Sites of practice have included a former WWII military shelter in East LA, Sæborg historical theatre in a northern fjord, Iceland, The Crowley Theatre in Marfa, TX; a Dessana Tribe territory in Rio Negro, Brazil; the Los Angeles National Forest; and the High Desert of California. She has exhibited her work in the USA, Brazil and Iceland. Recent select exhibitions and solo performances at Galeria Vermelho, Galeria Chão, Wignall Museum, Track16 Gallery, Irrational Exhibits, 18th Street Arts Center, Oregon Contemporary, Brand Art Library, Irvine Fine Arts Center, Philosophical Research Society. Her first book titled Second Birth was published in the Spring of 2023 by HEXENTEXTE. dama is a librarian at the Philosophical Research Society in Los Angeles where she also curates and hosts a monthly Surrealist Study Group focusing on women authors and artists in conversation.

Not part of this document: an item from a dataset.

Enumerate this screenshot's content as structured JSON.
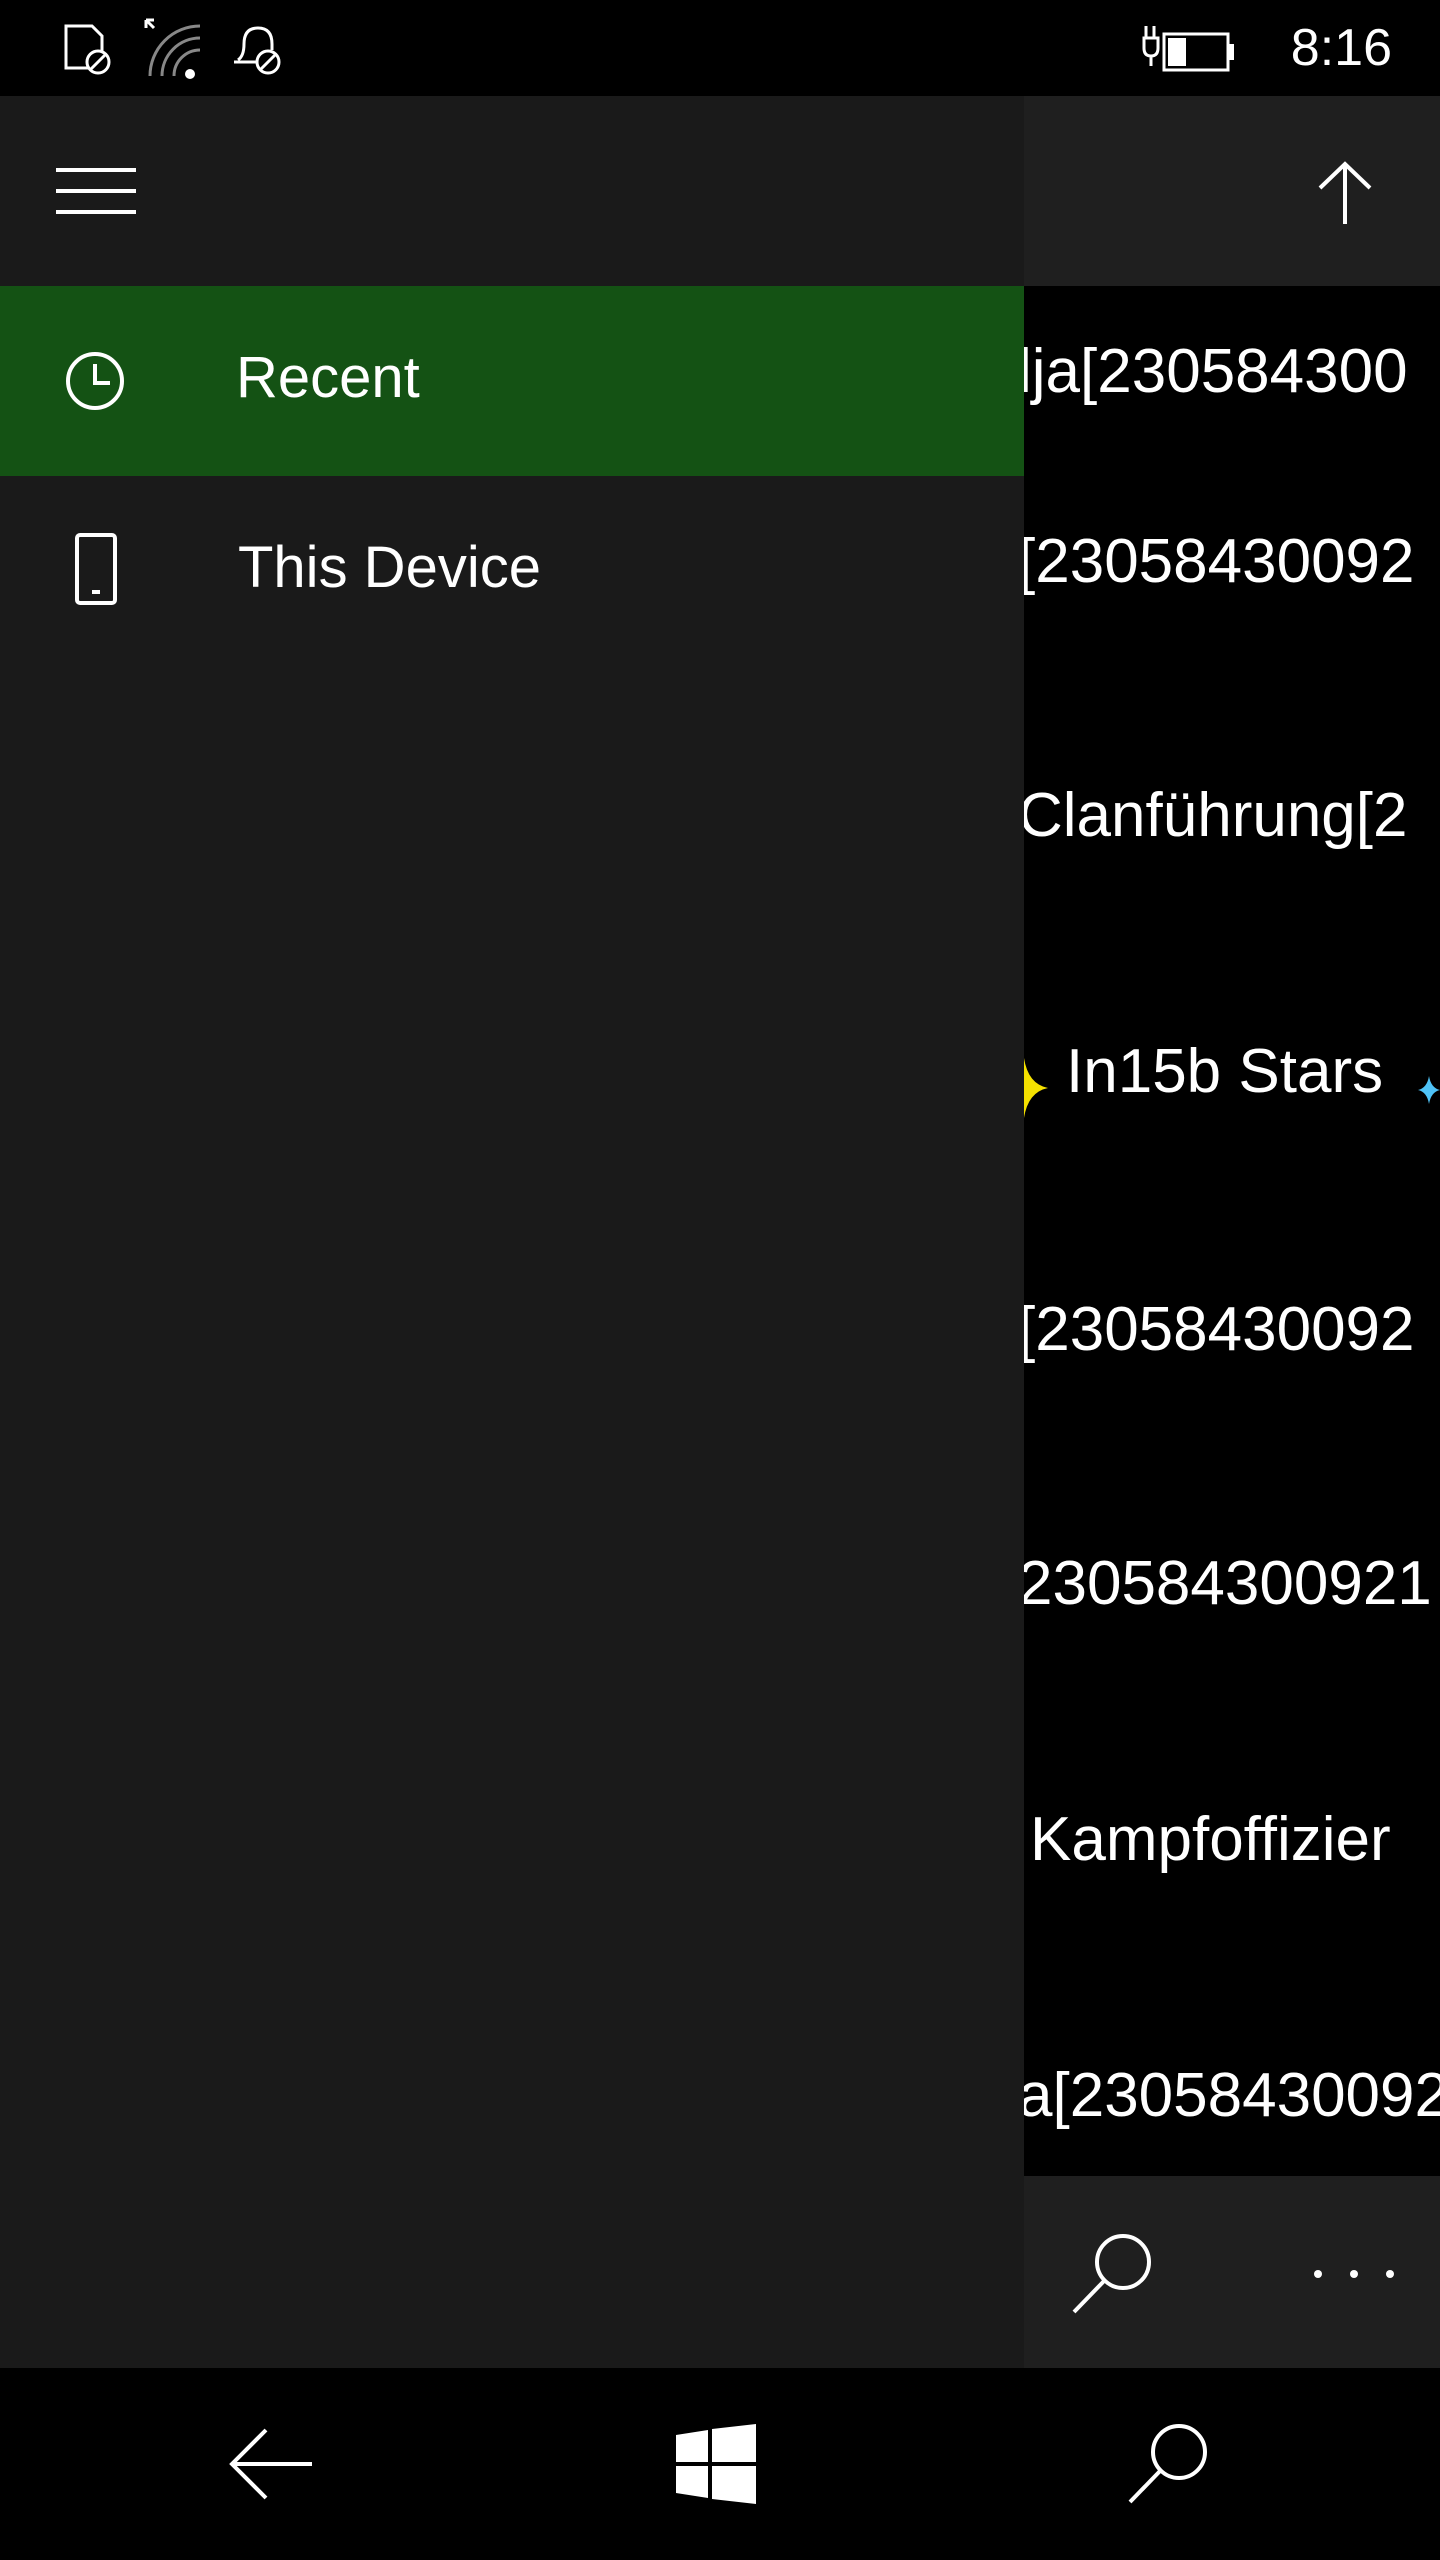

Instagram: @amandamacielantune
Website: amandamacielantunes.net

ABOUT PHILOSOPHICAL RESEARCH SOCIETY

The Philosophical Research Society in Los Angeles is a nonprofit cultural and educational organization which presents concerts, film screenings, lectures, performance art and theatre events, gallery exhibits and more on the intersection between the creative arts and mythology, mysticism and metaphysics.